断る勇気
はじめに
私はこの最近、小学5・6年生頃にタイムワープした夢を見た。
小学校の高学年、少年漫画やアニメを見だす年頃、自分も例外でなかった。
中でも、5年生の自分にとって「ジョジョの奇妙な冒険」ほどショッキングな想いをした作品はない。
絶体絶命のハラハラした展開…
そんな絶望を見事なトリックを仕掛け切り抜ける。
だが、時にはツェペリを始めとした主要キャラにも容赦ない残酷な死を与える…
その目まぐるしい怒涛の展開に対し、
小学生の私にとってどれも目新しく見えた。
その本作の中で、私は4部「ダイヤモンドは砕けない」に登場する岸辺露伴が特にお気に入りだ。
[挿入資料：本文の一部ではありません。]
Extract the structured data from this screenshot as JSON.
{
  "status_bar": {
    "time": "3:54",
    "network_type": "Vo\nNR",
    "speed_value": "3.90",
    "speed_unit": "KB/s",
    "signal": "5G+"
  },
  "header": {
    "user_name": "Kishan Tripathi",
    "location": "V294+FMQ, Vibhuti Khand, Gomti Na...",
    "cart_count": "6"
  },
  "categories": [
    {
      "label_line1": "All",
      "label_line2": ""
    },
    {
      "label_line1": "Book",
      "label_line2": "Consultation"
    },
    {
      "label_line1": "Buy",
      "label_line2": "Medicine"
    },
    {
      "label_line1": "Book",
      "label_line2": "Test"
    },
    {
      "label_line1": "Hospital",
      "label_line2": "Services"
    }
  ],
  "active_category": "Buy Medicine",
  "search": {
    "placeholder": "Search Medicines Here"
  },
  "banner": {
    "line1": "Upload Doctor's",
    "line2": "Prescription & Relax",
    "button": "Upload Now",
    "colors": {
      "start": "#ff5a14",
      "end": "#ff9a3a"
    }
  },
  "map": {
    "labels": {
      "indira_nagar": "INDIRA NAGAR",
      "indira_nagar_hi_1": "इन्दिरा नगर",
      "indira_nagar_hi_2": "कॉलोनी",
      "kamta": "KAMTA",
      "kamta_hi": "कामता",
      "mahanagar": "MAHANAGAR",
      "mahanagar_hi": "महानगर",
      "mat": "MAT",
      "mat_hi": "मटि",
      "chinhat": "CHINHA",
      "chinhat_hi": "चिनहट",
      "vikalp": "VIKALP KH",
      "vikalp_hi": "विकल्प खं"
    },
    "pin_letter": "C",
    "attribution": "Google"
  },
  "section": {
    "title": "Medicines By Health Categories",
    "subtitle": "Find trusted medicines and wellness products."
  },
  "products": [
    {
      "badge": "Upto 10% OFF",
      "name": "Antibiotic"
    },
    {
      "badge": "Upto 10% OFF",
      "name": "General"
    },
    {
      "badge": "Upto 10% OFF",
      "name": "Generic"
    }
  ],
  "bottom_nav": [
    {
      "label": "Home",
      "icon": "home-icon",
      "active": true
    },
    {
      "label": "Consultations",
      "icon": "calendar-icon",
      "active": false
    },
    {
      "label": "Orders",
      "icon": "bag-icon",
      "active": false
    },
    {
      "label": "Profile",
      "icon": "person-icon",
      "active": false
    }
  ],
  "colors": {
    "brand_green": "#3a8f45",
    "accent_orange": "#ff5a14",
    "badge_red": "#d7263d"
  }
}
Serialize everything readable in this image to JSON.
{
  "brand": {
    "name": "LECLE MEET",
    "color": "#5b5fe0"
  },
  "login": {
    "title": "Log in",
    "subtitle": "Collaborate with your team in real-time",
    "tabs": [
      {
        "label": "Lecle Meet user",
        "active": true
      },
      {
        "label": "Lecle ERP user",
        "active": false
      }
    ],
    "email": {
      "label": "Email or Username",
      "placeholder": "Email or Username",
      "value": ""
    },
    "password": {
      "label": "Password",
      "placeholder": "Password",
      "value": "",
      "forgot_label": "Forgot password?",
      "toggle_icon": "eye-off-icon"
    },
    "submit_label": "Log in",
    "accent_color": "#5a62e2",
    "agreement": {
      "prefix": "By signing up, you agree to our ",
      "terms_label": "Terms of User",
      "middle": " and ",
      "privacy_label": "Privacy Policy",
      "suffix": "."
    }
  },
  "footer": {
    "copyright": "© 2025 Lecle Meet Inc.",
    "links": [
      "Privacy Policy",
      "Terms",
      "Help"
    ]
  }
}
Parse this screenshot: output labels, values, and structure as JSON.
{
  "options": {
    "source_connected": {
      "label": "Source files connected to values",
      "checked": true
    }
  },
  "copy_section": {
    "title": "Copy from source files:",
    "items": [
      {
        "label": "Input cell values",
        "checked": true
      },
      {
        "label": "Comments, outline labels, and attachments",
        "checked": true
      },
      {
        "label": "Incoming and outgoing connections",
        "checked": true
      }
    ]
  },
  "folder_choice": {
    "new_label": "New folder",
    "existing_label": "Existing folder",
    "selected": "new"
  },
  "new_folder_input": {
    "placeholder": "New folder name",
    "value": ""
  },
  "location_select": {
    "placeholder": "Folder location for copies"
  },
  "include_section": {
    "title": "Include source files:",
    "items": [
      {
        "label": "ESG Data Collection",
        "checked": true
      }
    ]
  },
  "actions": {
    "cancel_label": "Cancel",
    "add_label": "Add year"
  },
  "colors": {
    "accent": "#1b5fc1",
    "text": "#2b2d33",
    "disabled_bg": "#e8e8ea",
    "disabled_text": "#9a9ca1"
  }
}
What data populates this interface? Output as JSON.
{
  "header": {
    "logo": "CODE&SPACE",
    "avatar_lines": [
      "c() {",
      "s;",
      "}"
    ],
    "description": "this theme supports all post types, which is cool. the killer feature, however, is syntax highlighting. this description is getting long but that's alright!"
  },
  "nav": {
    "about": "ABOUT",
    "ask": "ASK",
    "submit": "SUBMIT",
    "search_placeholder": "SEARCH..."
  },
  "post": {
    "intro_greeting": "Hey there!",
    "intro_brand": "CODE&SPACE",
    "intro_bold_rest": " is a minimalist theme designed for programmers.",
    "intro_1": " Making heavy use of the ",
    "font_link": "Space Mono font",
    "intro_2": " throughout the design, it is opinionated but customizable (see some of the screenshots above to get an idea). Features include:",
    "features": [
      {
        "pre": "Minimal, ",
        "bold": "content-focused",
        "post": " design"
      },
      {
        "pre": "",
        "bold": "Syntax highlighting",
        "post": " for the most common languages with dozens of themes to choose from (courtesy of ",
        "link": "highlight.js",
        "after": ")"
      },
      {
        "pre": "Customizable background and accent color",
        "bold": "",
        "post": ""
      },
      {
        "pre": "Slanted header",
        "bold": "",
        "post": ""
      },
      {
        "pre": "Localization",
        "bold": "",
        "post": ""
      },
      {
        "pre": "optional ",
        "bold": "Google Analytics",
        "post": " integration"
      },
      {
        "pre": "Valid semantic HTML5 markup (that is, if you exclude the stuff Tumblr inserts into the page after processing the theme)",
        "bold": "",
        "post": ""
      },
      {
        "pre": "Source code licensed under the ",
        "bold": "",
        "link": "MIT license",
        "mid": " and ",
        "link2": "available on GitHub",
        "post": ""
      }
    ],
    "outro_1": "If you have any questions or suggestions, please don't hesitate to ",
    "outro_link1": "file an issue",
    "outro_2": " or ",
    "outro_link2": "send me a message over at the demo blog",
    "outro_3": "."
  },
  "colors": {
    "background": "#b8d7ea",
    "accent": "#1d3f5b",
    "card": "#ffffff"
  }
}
このキャラクターの魅力は、職人気質が前面に現れ、常時首尾一貫したブレのない性格だ。
孤高の漫画家。好き嫌いが激しい偏屈な性格で、
作中はほとんど協調的な人間関係を一才築こうとしない。
例外なく、たとえ自身が危機的な状況に置かれ、
一度袂を別った仗助が救い手を差し伸べようが、
ブレることなく「だが断る」と一蹴する。
共通の敵を前にこのシーンでは、敵味方もこの時は意識せず、善意で助け舟を与えた仗助も気の毒だ。
周囲に彼のような性格がいたら居心地悪いだろう。
だが、非常事態こそ冷沈着静さをブレず一貫し、
油断もスキ見せず与えない露伴の姿に、
そこにシビれるあこがれるゥ!!
と唸ってしまいそうだ。
私は断る事が下手であり、従来は無理難題も引き受けて心は悩みがちだった。
それゆえ、岸辺露伴の言うときはズバッと言い通す姿勢に一種の憧れを抱いているのだろう。
Giverの抱える表裏一体
ジョジョの作中のワンシーンに関連するが、
世の中には、
giver、taker、macherの人間法則が立証されている
〈 相手に益を与える者 = giver 〉
〈 相手から益を受け取る者 = taker 〉
〈 益を与え受け取る中間者 = macher 〉
この3種の人間法則の中で、どの人間が最も成功しやすく、反対に最も不幸になりやすいか、並び替えてみてほしい。
答えは、以下の通り
giver. >. taker. >. macher. >. taker
そう、不思議にも最も成功しやすいのも
最も不幸になりやすいのもgiverなのだ。
振り返ってみよう。
人生の幸福度の8割を占める要素は他者貢献であり、
無条件に相手に多くを奉仕するgiverが
精神的な満足度に恵まれてることに無理ない。
ではなぜ、giverは華やかな成功者の一面と、
最も不幸になりやすい一面を兼ね備えているのか?
二者の何が異なるのか??
答えは、「時にはNoを突きつけられる人」
が二者のgiverを分断する。
両者とも、他者に貢献奉仕する心の優しさを備えた人物に変わりはない。
だが最下位のgiverは、自分の置かれた状況を犠牲にしてでも仕事を完遂しようと奮闘する。
その後、全てを犠牲にし引き受けた無理難題を、
不十分な完成度で終わらせるなら怒涛の罵声を浴びせられる。
さらに今度は、別の人間が断れない特性をしめしめと思い、最終的に環境の誰もが仕事の押し付けにも躊躇しなくなる…
といった負のスパイラルが始まるのだ。
最下位のgiverは要するに、
「みんなに優しくしているのになぜか舐められる」 ちょっと可哀想な人達だ。
当然露伴のように、性格が極端過ぎて誰の助けも一切必要としない事はそもそも問題がある。
だが、どうしても手が塞がった際に、
ガツンと「No」を突きつける勇気は、メンタルヘルスを始めとした観点からみても必要だ。
これは、人間関係も同様である。
何でも話せる気概 といった安直な理由で、
仲間達が犯した明確に問題ある言動に対しても、
「友達だから」 「仲間だから」
と、無条件で全肯定するのは健全な関係ではない。
「わかるー」「そうだねー」
と発言全てに同調するのでなく、
「いや、そこは間違ってるんじゃないか」
と、5回に1回の頻度で
「なるほどね! 自分はこう考えるよ」
と発言を一旦受容した上でキッパリ意見を語る勇気も大切だ。
ぬるま湯のような関係を変え、しっかり本音で語り合える真の関係になればかえって相手から一目置かれる特別な存在になり得る。
仮にその場で断り嫌われたのならば、
その人とは所詮その程度の陳腐な関係なのだろう。
全肯定された相手は気持ち良い事に変わりない。
一方で、時には意見を本音で語り合ったりと、
静と動・飴と鞭の両刀を兼ね備えた、ちょっぴりドライな人間関係が長い目線で見た時に真の関係が構築される。